The Steelpan, the National instrument of Trinidad and Tobago, has been widely accepted as the first musical instrument to be invented in the 20th Century. This accolade continues to be the pride and joy of our nation, and the instrument has since taken its place as an innovative and important contribution to the world of percussion. The steelpan instrument continues to fascinate the world with its unique melodic, tonal and rhythmic qualities, and its sounds reverberate as the musical heartbeat of the cultural landscape of Trinidad and Tobago.

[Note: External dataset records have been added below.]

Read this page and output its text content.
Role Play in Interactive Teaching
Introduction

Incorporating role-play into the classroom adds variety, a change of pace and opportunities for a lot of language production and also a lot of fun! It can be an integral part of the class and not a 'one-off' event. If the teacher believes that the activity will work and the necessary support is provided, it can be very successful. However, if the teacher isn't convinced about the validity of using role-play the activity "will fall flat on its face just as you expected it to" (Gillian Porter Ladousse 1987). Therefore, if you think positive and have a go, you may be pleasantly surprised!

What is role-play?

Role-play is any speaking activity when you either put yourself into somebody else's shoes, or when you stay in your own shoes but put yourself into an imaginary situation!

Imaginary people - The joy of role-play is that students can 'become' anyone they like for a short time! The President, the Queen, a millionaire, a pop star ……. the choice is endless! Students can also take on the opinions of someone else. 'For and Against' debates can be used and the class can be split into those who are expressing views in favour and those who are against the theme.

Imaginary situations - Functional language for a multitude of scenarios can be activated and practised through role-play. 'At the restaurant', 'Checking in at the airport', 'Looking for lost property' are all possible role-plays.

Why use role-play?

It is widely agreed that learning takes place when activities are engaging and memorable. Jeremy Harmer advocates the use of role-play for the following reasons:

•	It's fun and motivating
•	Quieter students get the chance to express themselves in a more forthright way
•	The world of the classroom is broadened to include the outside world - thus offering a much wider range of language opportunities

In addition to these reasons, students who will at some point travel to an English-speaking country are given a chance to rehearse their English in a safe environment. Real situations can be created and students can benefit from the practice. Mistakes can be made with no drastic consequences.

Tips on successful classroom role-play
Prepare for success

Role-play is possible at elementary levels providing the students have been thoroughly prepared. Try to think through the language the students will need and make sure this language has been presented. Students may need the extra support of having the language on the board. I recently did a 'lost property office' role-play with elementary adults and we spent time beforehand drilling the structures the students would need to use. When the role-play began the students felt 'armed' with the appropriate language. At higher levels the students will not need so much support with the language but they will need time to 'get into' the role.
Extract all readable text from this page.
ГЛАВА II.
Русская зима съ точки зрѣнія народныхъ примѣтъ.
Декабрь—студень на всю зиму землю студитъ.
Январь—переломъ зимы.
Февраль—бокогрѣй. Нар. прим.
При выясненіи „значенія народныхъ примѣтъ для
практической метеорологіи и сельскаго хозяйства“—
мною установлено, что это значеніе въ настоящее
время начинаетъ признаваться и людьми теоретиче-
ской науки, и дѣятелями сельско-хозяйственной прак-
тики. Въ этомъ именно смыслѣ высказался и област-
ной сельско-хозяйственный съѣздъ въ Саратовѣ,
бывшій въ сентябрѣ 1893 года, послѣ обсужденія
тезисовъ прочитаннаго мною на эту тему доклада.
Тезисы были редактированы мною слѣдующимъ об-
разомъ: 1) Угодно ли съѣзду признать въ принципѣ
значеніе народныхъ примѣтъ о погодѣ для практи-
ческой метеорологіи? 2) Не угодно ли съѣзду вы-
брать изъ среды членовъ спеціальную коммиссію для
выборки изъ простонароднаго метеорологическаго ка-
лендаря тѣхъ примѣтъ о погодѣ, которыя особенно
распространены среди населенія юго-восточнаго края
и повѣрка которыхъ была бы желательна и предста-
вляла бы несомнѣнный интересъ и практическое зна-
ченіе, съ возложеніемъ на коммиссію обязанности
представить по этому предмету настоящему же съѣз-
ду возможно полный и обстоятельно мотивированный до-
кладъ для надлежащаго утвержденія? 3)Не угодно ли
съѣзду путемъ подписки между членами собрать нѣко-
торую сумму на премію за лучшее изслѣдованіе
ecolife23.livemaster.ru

The pan is a pitched percussion instrument, toned chromatically (although some toy or novelty steelpans are tuned diatonically), made from steel drums that originally were derived from oil drums. In fact, drum refers to the steel drum containers from which the pans are made; the steeldrum is correctly called a steel pan or pan as it falls into the idiophone family of instruments, and is not technically regarded as a drum. The pan is struck by a pair of straight sticks tipped with rubber, and the type of rubber tip is unique to the class of pan being played. This skill and performance has been conclusively shown to have grown out of Trinidad and Tobago's early 20th century Carnival percussion groups known as Tamboo Bamboo.

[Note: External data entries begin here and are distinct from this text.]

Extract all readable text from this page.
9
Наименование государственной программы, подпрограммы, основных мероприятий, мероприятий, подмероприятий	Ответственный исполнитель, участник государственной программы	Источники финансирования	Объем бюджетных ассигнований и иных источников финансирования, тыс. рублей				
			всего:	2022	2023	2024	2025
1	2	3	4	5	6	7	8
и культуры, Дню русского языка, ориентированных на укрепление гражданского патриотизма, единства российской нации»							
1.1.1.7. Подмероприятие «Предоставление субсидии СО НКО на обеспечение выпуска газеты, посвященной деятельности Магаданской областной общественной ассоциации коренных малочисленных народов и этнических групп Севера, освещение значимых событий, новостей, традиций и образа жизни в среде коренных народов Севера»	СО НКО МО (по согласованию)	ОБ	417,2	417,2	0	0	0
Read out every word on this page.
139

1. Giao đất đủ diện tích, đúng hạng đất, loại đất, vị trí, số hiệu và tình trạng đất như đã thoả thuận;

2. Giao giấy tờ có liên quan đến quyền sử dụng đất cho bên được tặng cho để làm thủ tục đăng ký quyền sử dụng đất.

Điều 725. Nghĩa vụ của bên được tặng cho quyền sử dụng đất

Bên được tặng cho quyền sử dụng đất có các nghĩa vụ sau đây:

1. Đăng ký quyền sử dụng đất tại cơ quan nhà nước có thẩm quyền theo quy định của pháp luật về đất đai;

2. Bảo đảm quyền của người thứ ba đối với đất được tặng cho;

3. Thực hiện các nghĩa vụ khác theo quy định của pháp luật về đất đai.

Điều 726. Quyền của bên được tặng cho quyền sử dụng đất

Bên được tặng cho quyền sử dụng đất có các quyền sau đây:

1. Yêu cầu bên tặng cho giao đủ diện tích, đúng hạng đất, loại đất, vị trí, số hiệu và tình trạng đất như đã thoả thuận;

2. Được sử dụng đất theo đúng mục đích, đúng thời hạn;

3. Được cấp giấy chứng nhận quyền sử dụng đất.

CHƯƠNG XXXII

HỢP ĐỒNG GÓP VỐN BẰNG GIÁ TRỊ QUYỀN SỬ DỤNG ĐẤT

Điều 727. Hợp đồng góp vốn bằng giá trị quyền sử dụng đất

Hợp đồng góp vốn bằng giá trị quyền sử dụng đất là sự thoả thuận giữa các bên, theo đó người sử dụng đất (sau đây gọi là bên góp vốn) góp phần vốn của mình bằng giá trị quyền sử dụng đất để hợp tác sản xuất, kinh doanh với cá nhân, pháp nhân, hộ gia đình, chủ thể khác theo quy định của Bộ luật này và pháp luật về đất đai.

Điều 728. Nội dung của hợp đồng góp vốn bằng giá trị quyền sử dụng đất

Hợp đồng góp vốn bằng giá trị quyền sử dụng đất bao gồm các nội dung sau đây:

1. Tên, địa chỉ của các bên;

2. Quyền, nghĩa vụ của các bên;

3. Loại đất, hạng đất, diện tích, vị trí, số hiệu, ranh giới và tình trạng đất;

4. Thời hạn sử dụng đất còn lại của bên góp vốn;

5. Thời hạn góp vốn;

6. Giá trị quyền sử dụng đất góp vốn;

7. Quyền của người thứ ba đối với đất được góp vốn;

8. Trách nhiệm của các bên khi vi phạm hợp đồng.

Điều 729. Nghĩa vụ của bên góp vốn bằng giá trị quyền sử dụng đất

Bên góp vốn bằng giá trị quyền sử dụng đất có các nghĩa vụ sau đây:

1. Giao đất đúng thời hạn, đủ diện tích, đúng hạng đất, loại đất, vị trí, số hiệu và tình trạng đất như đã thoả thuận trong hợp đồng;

The steelpan evolved out of earlier musical practices of Trinidad and Tobago. Drumming was used as a form of communication among the enslaved Africans and was subsequently outlawed by the British colonial government in 1783. African slaves also performed during Mardi Gras celebrations, joining the French that had brought the tradition to the island that is now Trinidad and Tobago’s Carnival, one of the grandest cultural street festivals in the world. The two most important influences were the drumming traditions of both Africa and India. The instrument's invention was therefore a specific cultural response to the conditions present on the islands of Trinidad and Tobago.

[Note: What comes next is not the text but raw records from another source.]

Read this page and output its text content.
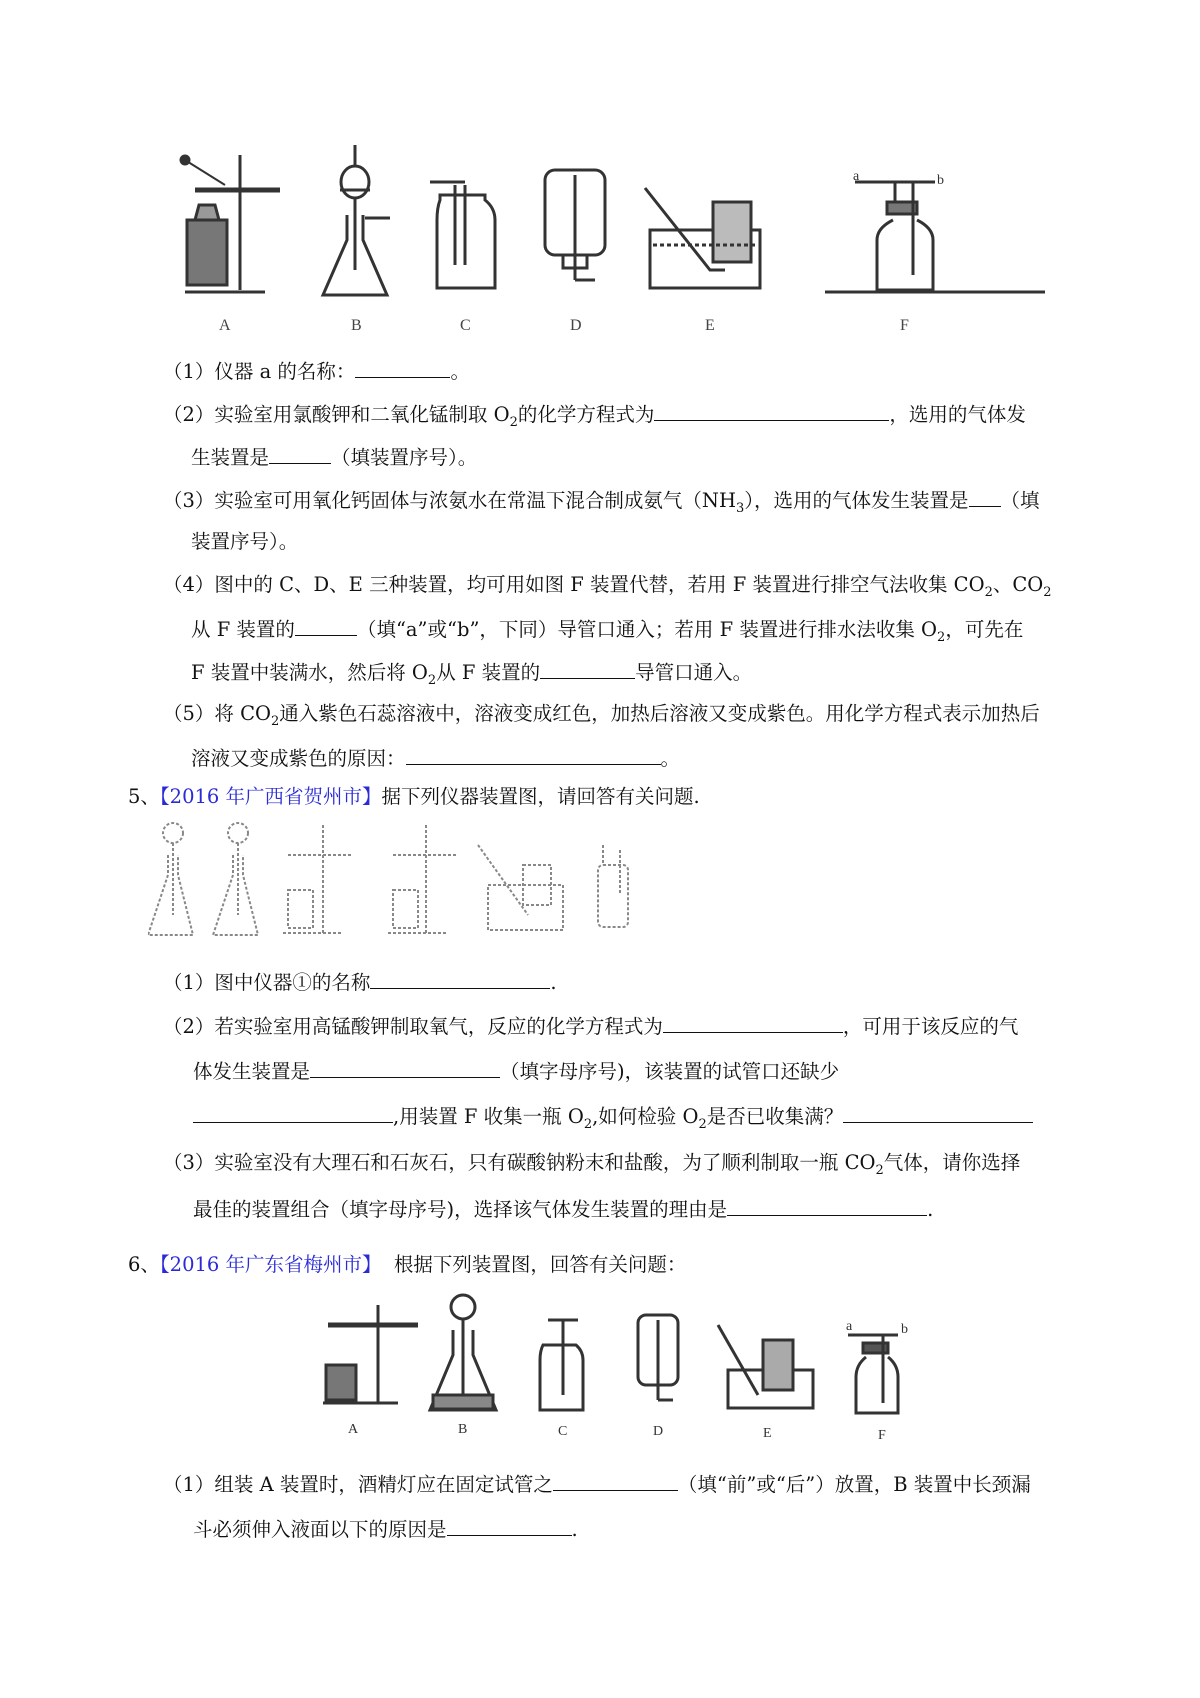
a	b
A	B	C	D	E	F
（1）仪器 a 的名称：	。
（2）实验室用氯酸钾和二氧化锰制取 $O_2$的化学方程式为	，选用的气体发
生装置是	（填装置序号）。
（3）实验室可用氧化钙固体与浓氨水在常温下混合制成氨气$(NH_3)$，选用的气体发生装置是 （填
装置序号）。
（4）图中的 C、D、E 三种装置，均可用如图 F 装置代替，若用 F 装置进行排空气法收集 $CO_2$、$CO_2$
从 F 装置的	（填“a”或“b”，下同）导管口通入；若用 F 装置进行排水法收集 $O_2$，可先在
F 装置中装满水，然后将 $O_2$从 F 装置的	导管口通入。
（5）将 $CO_2$通入紫色石蕊溶液中，溶液变成红色，加热后溶液又变成紫色。用化学方程式表示加热后
溶液又变成紫色的原因：	。
5、【2016 年广西省贺州市】据下列仪器装置图，请回答有关问题.
（1）图中仪器①的名称	.
（2）若实验室用高锰酸钾制取氧气，反应的化学方程式为	，可用于该反应的气
体发生装置是	（填字母序号)，该装置的试管口还缺少
,用装置 F 收集一瓶 $O_2$,如何检验 $O_2$是否已收集满？
（3）实验室没有大理石和石灰石，只有碳酸钠粉末和盐酸，为了顺利制取一瓶 $CO_2$气体，请你选择
最佳的装置组合（填字母序号)，选择该气体发生装置的理由是	.
6、【2016 年广东省梅州市】 根据下列装置图，回答有关问题：
a	b
A	B	C	D	E	F
（1）组装 A 装置时，酒精灯应在固定试管之	（填“前”或“后”）放置，B 装置中长颈漏
斗必须伸入液面以下的原因是	.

The first instruments developed in the evolution of steelpan were Tamboo-Bamboos, tunable sticks made of bamboo wood. These were hit onto the ground and with other sticks in order to produce sound. Tamboo-Bamboo bands also included percussion of a (gin) bottle and spoon. By the mid-1930s, bits of metal percussion were being used in the tamboo-bamboo bands, the first probably being either the automobile brake hub "iron" or the biscuit drum "boom". The former replaced the gin bottle-and-spoon, and the latter the "bass" bamboo that was pounded on the ground. By the late 1930s their occasional all-steel bands were seen at Carnival and by 1940 it had become the preferred Carnival accompaniment of young underprivileged men. The 55-gallon oil drum was used to make lead steelpans from around 1947, however the highest-quality versions are today sourced from specific sheet metal drums. The Trinidad All Steel Percussion Orchestra (TASPO), formed to attend the Festival of Britain in 1951, was the first steelband whose instruments were all made from oil drums, and the first group of artists to perform the instrument outside the Caribbean.  Since then, the popularity of the instrument has grown rapidly, and its use has penetraed the realms of the live music performance, concert percussion, percussion arts education, special music education, health & wellness, and recording.